С бесстрастием настоящего профессионала Джим легко сумел прокрутить назад пленку сегодняшнего дня. В крытом пассаже рядом с Вацлавской площадью его обогнали три дамы. Шедшая посередине катила перед собой коляску. Та, что была ближе всего к бровке, несла в руке красную пластиковую сумочку, а та, что рядом с Джимом, вела собаку на поводке. Десятью минутами позже к нему приблизились две другие женщины: они держались под руку и очень торопились; ему пришло в голову, что, если бы операцией по наблюдению руководил Тоби Эстерхейзи, почерк был бы примерно тот же: быстрая смена людей, радиоприемник в коляске, запасные машины, где-нибудь неподалеку с коротковолновыми или спутниковыми передатчиками, со второй командой наблюдателей наготове – на тот случай, если первая слишком долго будет мозолить глаза преследуемому.
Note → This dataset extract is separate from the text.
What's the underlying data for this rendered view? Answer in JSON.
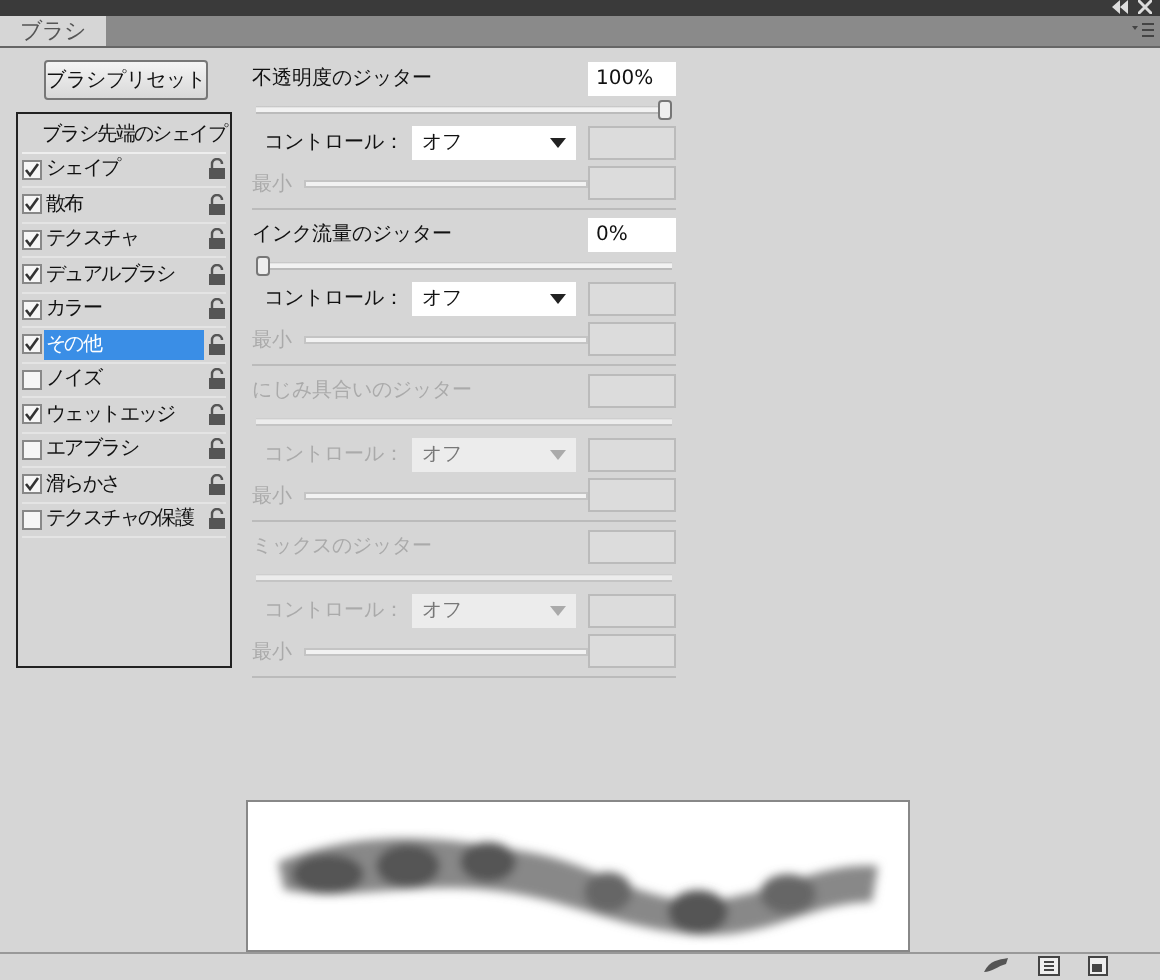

На вокзале Масарика, взглянув на двух женщин впереди себя в очереди, Джим понял, что его догадки становятся реальностью.

В одежде шпика всегда есть один предмет, менять который у него обычно нет ни времени, ни желания, особенно в такую субарктическую погоду: это обувь. Из двух пар, представших перед искушенным взглядом Джима, одну он сразу узнал: отороченные мехом черные сапожки из кожзаменителя, с «молнией» на боку и толстой коричневой подошвой, которая на снегу жалобно попискивала. Сегодня утром такие он уже видел: в пассаже «Штерба» на женщине, толкавшей перед собой коляску; правда, верхняя одежда тогда на ней была другая. С этого момента Джим уже не подозревал. Он знал точно, как знал бы на его месте и Смайли.

В газетном киоске на вокзале Джим купил себе «Руде право» и сел в поезд до Брно. Если бы они хотели его арестовать, они бы это уже сделали. Должно быть, они намеревались выследить так называемые «побочные отростки», засечь его контакты. Джим решил, что документы на имя Хайека оказались проваленными и чехи зарядили капкан еще в тот момент, когда он заказывал билет на самолет; хотя, в общем-то, искать сейчас причины прокола особого смысла не было. Пока они не поняли, что он их засек, за ним сохранялся небольшой перевес, сказал Джим; и Смайли на мгновение перенесся в оккупированную Германию, в то время, когда он сам работал агентом и жил в постоянном страхе, когда, казалось, любой мимолетный взгляд просвечивал его насквозь.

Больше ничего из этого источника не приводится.